“Mr. Forrester!” repeated her mother. “But I thought—I was told only just now that he knew nothing of our plans.”

“That is quite true,” Colonel Vega assured her. “He was not with us. He was there by accident.”

“Let us rather say,” corrected Señora Rojas piously, “he was placed there by a special Providence to save you.”

That the Almighty should be especially concerned in his well-being did not appear to Vega as at all unlikely.

He nodded his head gravely.

“It may be so,” he admitted.

Through force of habit Señora Rojas glanced about her; but the open windows showed the empty garden, and around her, seated in two rows of rocking-chairs, the ladies facing the door, the men facing the ladies, she saw only friends.

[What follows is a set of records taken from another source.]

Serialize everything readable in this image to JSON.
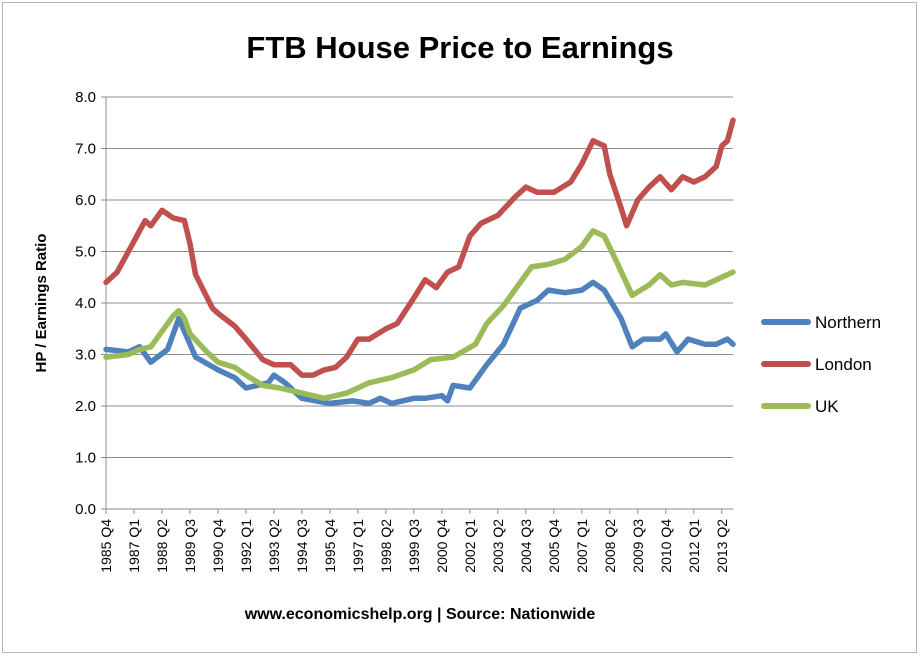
{
  "chart_data": {
    "type": "line",
    "title": "FTB House Price to Earnings",
    "ylabel": "HP / Earnings Ratio",
    "xlabel": "www.economicshelp.org | Source: Nationwide",
    "ylim": [
      0,
      8
    ],
    "yticks": [
      "0.0",
      "1.0",
      "2.0",
      "3.0",
      "4.0",
      "5.0",
      "6.0",
      "7.0",
      "8.0"
    ],
    "grid": "horizontal",
    "legend": "right",
    "x_start": "1985 Q4",
    "x_end": "2013 Q4",
    "x_tick_labels": [
      "1985 Q4",
      "1987 Q1",
      "1988 Q2",
      "1989 Q3",
      "1990 Q4",
      "1992 Q1",
      "1993 Q2",
      "1994 Q3",
      "1995 Q4",
      "1997 Q1",
      "1998 Q2",
      "1999 Q3",
      "2000 Q4",
      "2002 Q1",
      "2003 Q2",
      "2004 Q3",
      "2005 Q4",
      "2007 Q1",
      "2008 Q2",
      "2009 Q3",
      "2010 Q4",
      "2012 Q1",
      "2013 Q2"
    ],
    "series": [
      {
        "name": "Northern",
        "color": "#4f81bd",
        "points": [
          [
            "1985 Q4",
            3.1
          ],
          [
            "1986 Q4",
            3.05
          ],
          [
            "1987 Q2",
            3.15
          ],
          [
            "1987 Q4",
            2.85
          ],
          [
            "1988 Q3",
            3.1
          ],
          [
            "1989 Q1",
            3.7
          ],
          [
            "1989 Q3",
            3.2
          ],
          [
            "1989 Q4",
            2.95
          ],
          [
            "1990 Q4",
            2.7
          ],
          [
            "1991 Q3",
            2.55
          ],
          [
            "1992 Q1",
            2.35
          ],
          [
            "1993 Q1",
            2.45
          ],
          [
            "1993 Q2",
            2.6
          ],
          [
            "1993 Q4",
            2.45
          ],
          [
            "1994 Q3",
            2.15
          ],
          [
            "1995 Q4",
            2.05
          ],
          [
            "1996 Q4",
            2.1
          ],
          [
            "1997 Q3",
            2.05
          ],
          [
            "1998 Q1",
            2.15
          ],
          [
            "1998 Q3",
            2.05
          ],
          [
            "1999 Q3",
            2.15
          ],
          [
            "2000 Q1",
            2.15
          ],
          [
            "2000 Q4",
            2.2
          ],
          [
            "2001 Q1",
            2.1
          ],
          [
            "2001 Q2",
            2.4
          ],
          [
            "2002 Q1",
            2.35
          ],
          [
            "2002 Q4",
            2.8
          ],
          [
            "2003 Q3",
            3.2
          ],
          [
            "2004 Q2",
            3.9
          ],
          [
            "2005 Q1",
            4.05
          ],
          [
            "2005 Q3",
            4.25
          ],
          [
            "2006 Q2",
            4.2
          ],
          [
            "2007 Q1",
            4.25
          ],
          [
            "2007 Q3",
            4.4
          ],
          [
            "2008 Q1",
            4.25
          ],
          [
            "2008 Q4",
            3.7
          ],
          [
            "2009 Q2",
            3.15
          ],
          [
            "2009 Q4",
            3.3
          ],
          [
            "2010 Q3",
            3.3
          ],
          [
            "2010 Q4",
            3.4
          ],
          [
            "2011 Q2",
            3.05
          ],
          [
            "2011 Q4",
            3.3
          ],
          [
            "2012 Q3",
            3.2
          ],
          [
            "2013 Q1",
            3.2
          ],
          [
            "2013 Q3",
            3.3
          ],
          [
            "2013 Q4",
            3.2
          ]
        ]
      },
      {
        "name": "London",
        "color": "#c0504d",
        "points": [
          [
            "1985 Q4",
            4.4
          ],
          [
            "1986 Q2",
            4.6
          ],
          [
            "1986 Q4",
            5.0
          ],
          [
            "1987 Q3",
            5.6
          ],
          [
            "1987 Q4",
            5.5
          ],
          [
            "1988 Q2",
            5.8
          ],
          [
            "1988 Q4",
            5.65
          ],
          [
            "1989 Q2",
            5.6
          ],
          [
            "1989 Q3",
            5.15
          ],
          [
            "1989 Q4",
            4.55
          ],
          [
            "1990 Q3",
            3.9
          ],
          [
            "1990 Q4",
            3.8
          ],
          [
            "1991 Q3",
            3.55
          ],
          [
            "1992 Q1",
            3.3
          ],
          [
            "1992 Q4",
            2.9
          ],
          [
            "1993 Q2",
            2.8
          ],
          [
            "1994 Q1",
            2.8
          ],
          [
            "1994 Q3",
            2.6
          ],
          [
            "1995 Q1",
            2.6
          ],
          [
            "1995 Q3",
            2.7
          ],
          [
            "1996 Q1",
            2.75
          ],
          [
            "1996 Q3",
            2.95
          ],
          [
            "1997 Q1",
            3.3
          ],
          [
            "1997 Q3",
            3.3
          ],
          [
            "1998 Q2",
            3.5
          ],
          [
            "1998 Q4",
            3.6
          ],
          [
            "1999 Q3",
            4.1
          ],
          [
            "2000 Q1",
            4.45
          ],
          [
            "2000 Q3",
            4.3
          ],
          [
            "2001 Q1",
            4.6
          ],
          [
            "2001 Q3",
            4.7
          ],
          [
            "2002 Q1",
            5.3
          ],
          [
            "2002 Q3",
            5.55
          ],
          [
            "2003 Q2",
            5.7
          ],
          [
            "2004 Q1",
            6.05
          ],
          [
            "2004 Q3",
            6.25
          ],
          [
            "2005 Q1",
            6.15
          ],
          [
            "2005 Q4",
            6.15
          ],
          [
            "2006 Q3",
            6.35
          ],
          [
            "2007 Q1",
            6.7
          ],
          [
            "2007 Q3",
            7.15
          ],
          [
            "2008 Q1",
            7.05
          ],
          [
            "2008 Q2",
            6.5
          ],
          [
            "2008 Q4",
            5.85
          ],
          [
            "2009 Q1",
            5.5
          ],
          [
            "2009 Q3",
            6.0
          ],
          [
            "2010 Q1",
            6.25
          ],
          [
            "2010 Q3",
            6.45
          ],
          [
            "2011 Q1",
            6.2
          ],
          [
            "2011 Q3",
            6.45
          ],
          [
            "2012 Q1",
            6.35
          ],
          [
            "2012 Q3",
            6.45
          ],
          [
            "2013 Q1",
            6.65
          ],
          [
            "2013 Q2",
            7.05
          ],
          [
            "2013 Q3",
            7.15
          ],
          [
            "2013 Q4",
            7.55
          ]
        ]
      },
      {
        "name": "UK",
        "color": "#9bbb59",
        "points": [
          [
            "1985 Q4",
            2.95
          ],
          [
            "1986 Q4",
            3.0
          ],
          [
            "1987 Q2",
            3.1
          ],
          [
            "1987 Q4",
            3.15
          ],
          [
            "1988 Q2",
            3.45
          ],
          [
            "1988 Q4",
            3.75
          ],
          [
            "1989 Q1",
            3.85
          ],
          [
            "1989 Q2",
            3.7
          ],
          [
            "1989 Q3",
            3.4
          ],
          [
            "1990 Q2",
            3.05
          ],
          [
            "1990 Q4",
            2.85
          ],
          [
            "1991 Q3",
            2.75
          ],
          [
            "1992 Q1",
            2.6
          ],
          [
            "1992 Q4",
            2.4
          ],
          [
            "1993 Q3",
            2.35
          ],
          [
            "1994 Q3",
            2.25
          ],
          [
            "1995 Q3",
            2.15
          ],
          [
            "1996 Q3",
            2.25
          ],
          [
            "1997 Q3",
            2.45
          ],
          [
            "1998 Q3",
            2.55
          ],
          [
            "1999 Q3",
            2.7
          ],
          [
            "2000 Q2",
            2.9
          ],
          [
            "2001 Q2",
            2.95
          ],
          [
            "2002 Q2",
            3.2
          ],
          [
            "2002 Q4",
            3.6
          ],
          [
            "2003 Q3",
            3.95
          ],
          [
            "2004 Q2",
            4.4
          ],
          [
            "2004 Q4",
            4.7
          ],
          [
            "2005 Q3",
            4.75
          ],
          [
            "2006 Q2",
            4.85
          ],
          [
            "2007 Q1",
            5.1
          ],
          [
            "2007 Q3",
            5.4
          ],
          [
            "2008 Q1",
            5.3
          ],
          [
            "2008 Q3",
            4.85
          ],
          [
            "2009 Q2",
            4.15
          ],
          [
            "2010 Q1",
            4.35
          ],
          [
            "2010 Q3",
            4.55
          ],
          [
            "2011 Q1",
            4.35
          ],
          [
            "2011 Q3",
            4.4
          ],
          [
            "2012 Q3",
            4.35
          ],
          [
            "2013 Q2",
            4.5
          ],
          [
            "2013 Q4",
            4.6
          ]
        ]
      }
    ]
  }
}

“But why,” she asked, “is young Mr. Forrester not in the confidence of his father? Can he not trust his own son?”

As though sure of her answer she cast a triumphant glance at the daughter who had dared, against Captain Codman and herself, to champion Mr. Forrester’s son. Pino frowned mysteriously. He did not like to say that with any action of the great Mr. Forrester he was not acquainted. So he scowled darkly and shook his head.

“It is a puzzle,” he said; “the young man is a fine fellow. To him I owe my life.” He appealed to his friends, who, in time to the sedate rocking of the chairs, nodded gravely. “But his father is very decided. He cables us to send him at once to Porto Cabello. He instructs us not to let him know what we plan to do. I learned that in Porto Cabello he is only a workman, or, a little better, the foreman of the Jamaica coolies. I do not say so,” Pino pointed out, as though if he wished he might say a great deal, “but it looks as though he were here for some punishment—as though he had displeased his father. Or,” he demanded, “why should his father, who is so wealthy, give his son the wages of a foreman?”